The answer is simple and sobering. Employers are eliminating job positions faster than they are hiring new workers. And they are not just taking away a job here and there, but slashing whole departments and locations. Factories and stores are closing at the fastest pace ever recorded. A business can usually wait out a recession, and many businesses are taking that approach this year, but many cannot and are restructuring for survival. That’s why there are so few empty desks.

With few empty desks, it may not be possible for the economy to bounce back from this recession. It takes longer to create a new job than it does to fill a vacant job position. Even with an empty desk, it typically takes weeks to hire someone to fill that spot. But in many cases, creating a job means writing a business plan, selecting a location, arranging for financing, renting an office, getting furniture and networking put in, and then starting to interview job candidates. Even if the business need is urgent and the money is in the bank, this is a process that can easily take a year or two — three or four, if a new building has to be built. The longer time scale for adding jobs means a slower recovery.

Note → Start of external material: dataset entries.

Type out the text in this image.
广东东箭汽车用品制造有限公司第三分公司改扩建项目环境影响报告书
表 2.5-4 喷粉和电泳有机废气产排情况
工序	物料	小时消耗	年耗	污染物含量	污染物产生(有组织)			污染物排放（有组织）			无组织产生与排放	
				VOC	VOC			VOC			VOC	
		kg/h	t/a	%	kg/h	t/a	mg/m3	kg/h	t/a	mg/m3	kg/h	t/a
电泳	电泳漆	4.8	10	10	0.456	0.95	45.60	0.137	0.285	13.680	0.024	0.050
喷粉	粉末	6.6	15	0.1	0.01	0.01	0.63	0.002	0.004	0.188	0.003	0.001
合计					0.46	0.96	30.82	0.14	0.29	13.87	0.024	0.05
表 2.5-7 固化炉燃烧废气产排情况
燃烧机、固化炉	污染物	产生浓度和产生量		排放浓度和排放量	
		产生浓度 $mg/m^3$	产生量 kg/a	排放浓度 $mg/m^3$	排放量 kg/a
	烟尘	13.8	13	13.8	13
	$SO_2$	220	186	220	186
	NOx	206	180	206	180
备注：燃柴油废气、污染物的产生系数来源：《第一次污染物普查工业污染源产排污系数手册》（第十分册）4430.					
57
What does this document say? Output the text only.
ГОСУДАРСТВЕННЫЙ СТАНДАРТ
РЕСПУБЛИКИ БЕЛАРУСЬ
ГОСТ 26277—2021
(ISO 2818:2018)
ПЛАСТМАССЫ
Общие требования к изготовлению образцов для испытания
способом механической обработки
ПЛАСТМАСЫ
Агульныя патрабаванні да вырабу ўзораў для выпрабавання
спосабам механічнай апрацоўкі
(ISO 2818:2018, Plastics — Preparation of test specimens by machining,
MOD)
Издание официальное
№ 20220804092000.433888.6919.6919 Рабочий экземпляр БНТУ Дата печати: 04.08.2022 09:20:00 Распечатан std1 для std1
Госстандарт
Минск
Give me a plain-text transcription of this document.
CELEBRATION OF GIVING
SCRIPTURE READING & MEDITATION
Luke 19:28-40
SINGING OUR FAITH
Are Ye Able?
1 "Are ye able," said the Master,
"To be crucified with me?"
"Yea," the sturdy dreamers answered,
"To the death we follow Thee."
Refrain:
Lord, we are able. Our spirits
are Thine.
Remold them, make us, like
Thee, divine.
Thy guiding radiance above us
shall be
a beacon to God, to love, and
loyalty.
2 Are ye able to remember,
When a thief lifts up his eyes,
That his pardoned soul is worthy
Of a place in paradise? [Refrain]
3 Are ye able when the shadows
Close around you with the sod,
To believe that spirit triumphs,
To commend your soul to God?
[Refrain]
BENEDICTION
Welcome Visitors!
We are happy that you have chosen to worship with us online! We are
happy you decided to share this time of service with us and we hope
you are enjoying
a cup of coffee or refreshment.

Other economists have already predicted that this could be an “L-shaped” recession, with the current rapid decline in economic activity followed by a very gradual recovery. Those predictions were based on such factors as the banking crisis, government deficits, and household debt. The dynamics of the job market point to the same conclusion. The economy can stage a quick recovery from a recession when there are millions of empty desks to fill. After positions are eliminated, facilities closed, and companies liquidated, the process of economic expansion is not quite so simple.